Ketiga, adanya upaya diskriminatif pemerintah terhadap eksistensi ormas Islam khususnya FPI. Belakangan ini banyak kelompok masyarakat meminta pemerintah bertindak tegas terhadap Lembaga Swadaya Masyarakat (LSM) Ilegal seperti Greenpeace. Mereka menilai, Greenpeace sebagai bagian konspirasi asing menghancurkan Indonesia. Apalagi diketahui, sumbangan dana Greenpeace banyak bersumber dari negara Barat seperti Belanda dan Inggris. Kemarahan masyarakat semakin bertambah dimana Belanda seenaknya membuang limbah beracun ke Indonesia.

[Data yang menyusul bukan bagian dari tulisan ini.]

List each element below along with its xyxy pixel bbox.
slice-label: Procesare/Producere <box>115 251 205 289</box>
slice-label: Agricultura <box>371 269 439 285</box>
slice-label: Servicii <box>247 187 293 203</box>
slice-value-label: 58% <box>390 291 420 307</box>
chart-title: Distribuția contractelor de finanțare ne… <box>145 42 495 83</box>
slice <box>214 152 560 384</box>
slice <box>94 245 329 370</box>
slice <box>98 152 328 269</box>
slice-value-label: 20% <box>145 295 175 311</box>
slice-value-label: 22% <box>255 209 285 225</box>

Pembuangan limbah beracun itu sendiri tidak diprotes Greenpeace sehingga kecurigaan masyarakat semakin besar terhadap LSM asing tersebut. Merespons itu, pemerintah belum berani mengeluarkan sikap membekukan dan mengusir Greenpeace dari Indonesia. Jika FPI dinilai ormas anarkis mau dibubarkan, sebaiknya pemerintah membubarkan dan mengusir dulu Greenpeace yang jelas merusak kepentingan nasional dan merugikan negara.
Menyadarkan FPI
Selama ini FPI mengklaim sebagai gerakan yang mengusung amar maruf nahi mungkar. Sebuah gerakan yang dicita-citakan ideal dalam menegakkan syariat Islam di Indonesia. Tapi ironisnya dalam praktek lapangan eksistensi FPI sering identik dengan aksi anarkis. Tidak heran banyak kalangan menolak FPI yang dianggap model dakwahnya tidak sesuai dengan Islam di Indonesia. Apalagi FPI banyak menyerang sosok sentral dalam industri gelap (peredaran miras, narkoba, preman dan tempat hiburan malam) di Indonesia sehingga banyak dibenci kalangan pelaku maksiat.

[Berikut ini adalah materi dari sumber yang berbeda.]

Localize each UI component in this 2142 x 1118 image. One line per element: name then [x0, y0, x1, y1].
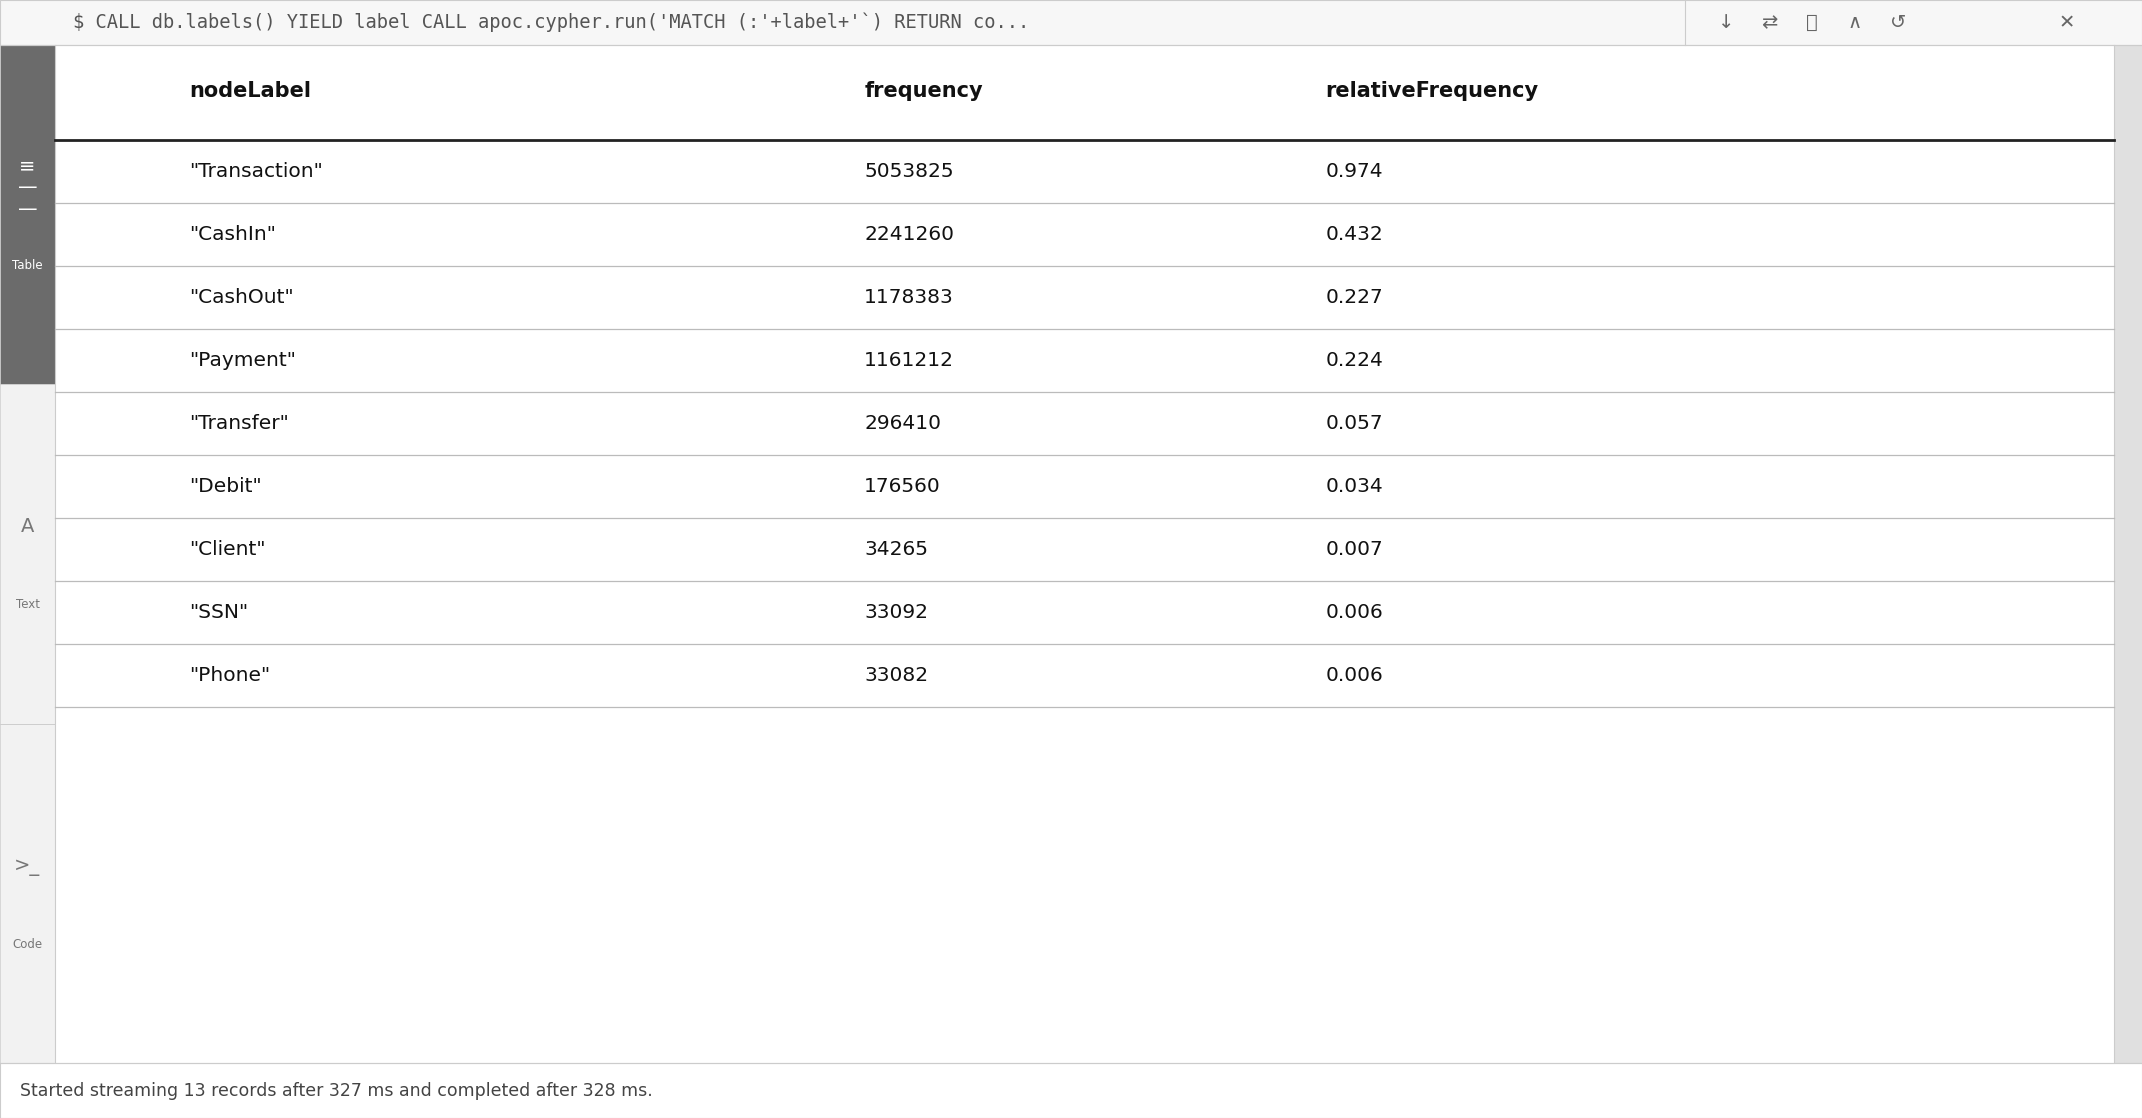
Text: "CashOut": "CashOut" — [188, 288, 293, 307]
Bar — [0, 1063, 2142, 1118]
Text: 0.006: 0.006 — [1326, 666, 1384, 685]
Text: Table: Table — [13, 259, 43, 272]
Text: "Client": "Client" — [188, 540, 266, 559]
Text: ⤢: ⤢ — [1806, 13, 1819, 32]
Text: "Transaction": "Transaction" — [188, 162, 323, 181]
Text: 5053825: 5053825 — [863, 162, 953, 181]
Text: 0.974: 0.974 — [1326, 162, 1384, 181]
Text: 0.432: 0.432 — [1326, 225, 1384, 244]
Text: >_: >_ — [15, 856, 41, 875]
Text: 1161212: 1161212 — [863, 351, 953, 370]
Text: Started streaming 13 records after 327 ms and completed after 328 ms.: Started streaming 13 records after 327 m… — [19, 1081, 653, 1099]
Text: relativeFrequency: relativeFrequency — [1326, 80, 1538, 101]
Text: frequency: frequency — [863, 80, 983, 101]
Text: 0.227: 0.227 — [1326, 288, 1384, 307]
Bar — [0, 45, 56, 1063]
Text: 176560: 176560 — [863, 477, 940, 496]
Bar — [0, 723, 56, 1063]
Text: "CashIn": "CashIn" — [188, 225, 276, 244]
Text: "Debit": "Debit" — [188, 477, 261, 496]
Text: ≡
—
—: ≡ — — — [17, 157, 36, 219]
Text: 0.034: 0.034 — [1326, 477, 1384, 496]
Text: 1178383: 1178383 — [863, 288, 953, 307]
Text: 0.006: 0.006 — [1326, 603, 1384, 622]
Text: A: A — [21, 518, 34, 537]
Text: ✕: ✕ — [2058, 13, 2076, 32]
Text: 0.224: 0.224 — [1326, 351, 1384, 370]
Bar — [0, 0, 2142, 45]
Text: 33082: 33082 — [863, 666, 927, 685]
Text: ⇄: ⇄ — [1761, 13, 1778, 32]
Text: ∧: ∧ — [1849, 13, 1861, 32]
Text: 0.007: 0.007 — [1326, 540, 1384, 559]
Bar — [0, 385, 56, 723]
Text: "SSN": "SSN" — [188, 603, 248, 622]
Text: ↓: ↓ — [1718, 13, 1735, 32]
Bar — [0, 45, 56, 385]
Text: 34265: 34265 — [863, 540, 927, 559]
Text: Code: Code — [13, 938, 43, 950]
Text: 0.057: 0.057 — [1326, 414, 1384, 433]
Text: "Transfer": "Transfer" — [188, 414, 289, 433]
Text: "Payment": "Payment" — [188, 351, 296, 370]
Bar — [2114, 45, 2142, 1063]
Text: $ CALL db.labels() YIELD label CALL apoc.cypher.run('MATCH (:'+label+'`) RETURN : $ CALL db.labels() YIELD label CALL apoc… — [73, 12, 1030, 32]
Text: 2241260: 2241260 — [863, 225, 953, 244]
Text: "Phone": "Phone" — [188, 666, 270, 685]
Text: ↺: ↺ — [1889, 13, 1906, 32]
Text: nodeLabel: nodeLabel — [188, 80, 311, 101]
Text: 296410: 296410 — [863, 414, 940, 433]
Text: 33092: 33092 — [863, 603, 927, 622]
Text: Text: Text — [15, 598, 39, 612]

Akibat aksi FPI yang dianggap menganggu kepentingan industri hiburan malam membuat FPI sering mengalami pembusukan citra. Tapi sesungguhnya, bukan hanya kalangan pelaku maksiat yang merasa terusik. Ada dugaan keterlibatan kelompok liberal sekuler (Jaringan Islam Liberal/JIL) yeng bergerak senyap di balik adanya aksi pembubaran FPI. Apalagi jamak diketahui, organisasi yang sering melemparkan pernyataan meresehkan ini sering merusak pemikiran muslim Indonesia. Mereka sangat berkepentingan menyerukan agenda liberalisasi barat termasuk upaya mendiskreditkan umat Islam.

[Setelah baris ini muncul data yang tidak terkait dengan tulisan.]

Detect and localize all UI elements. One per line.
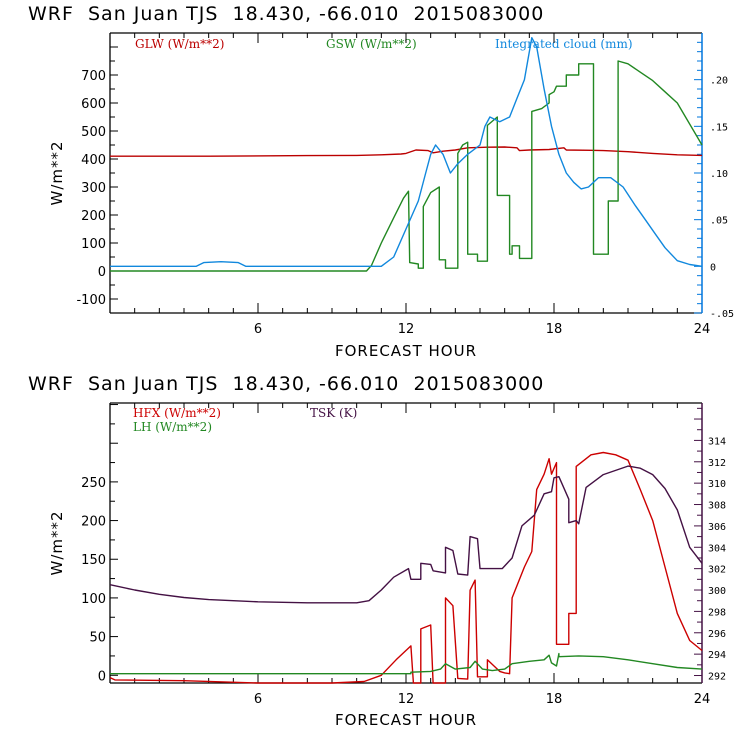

Dalam merespons pembubaran FPI, tentu bukan sebuah pilihan bijak ketika terus menerus menyalahkan FPI tanpa berusaha memberikan nasehat yang baik. Rasulullah SAW mengatakan agama itu nasehat. Untuk itu alangkah lebih bijak mendahulukan upaya persuasif terhadap segala sepak terjang FPI yang dianggap melawan hukum dan mengganggu ketertiban umum. Kegiatan memberikan nasehat adalah salah satu upaya menyadarkan FPI agar mau merubah pola dakwahnya. FPI juga diminta menerima dengan lapang dada segala masukan dari berbagai pihak.
Kedua, perlu ada perlakuan adil pemerintah terhadap eksistensi ormas Islam. Jika mereka bertindak anarkis, pemakaian jalur hukum adalah penyelesaian yang bijak. Apalagi Indonesia menegaskan hukum sebagai panglima. Maka ketika FPI dianggap melanggar hukum, biarlah mekanisme hukum yang menyelesaikan. Jangan pernah diseret ke jalur politis yang berdampak pada pembusukan citra ormas Islam di tanah air.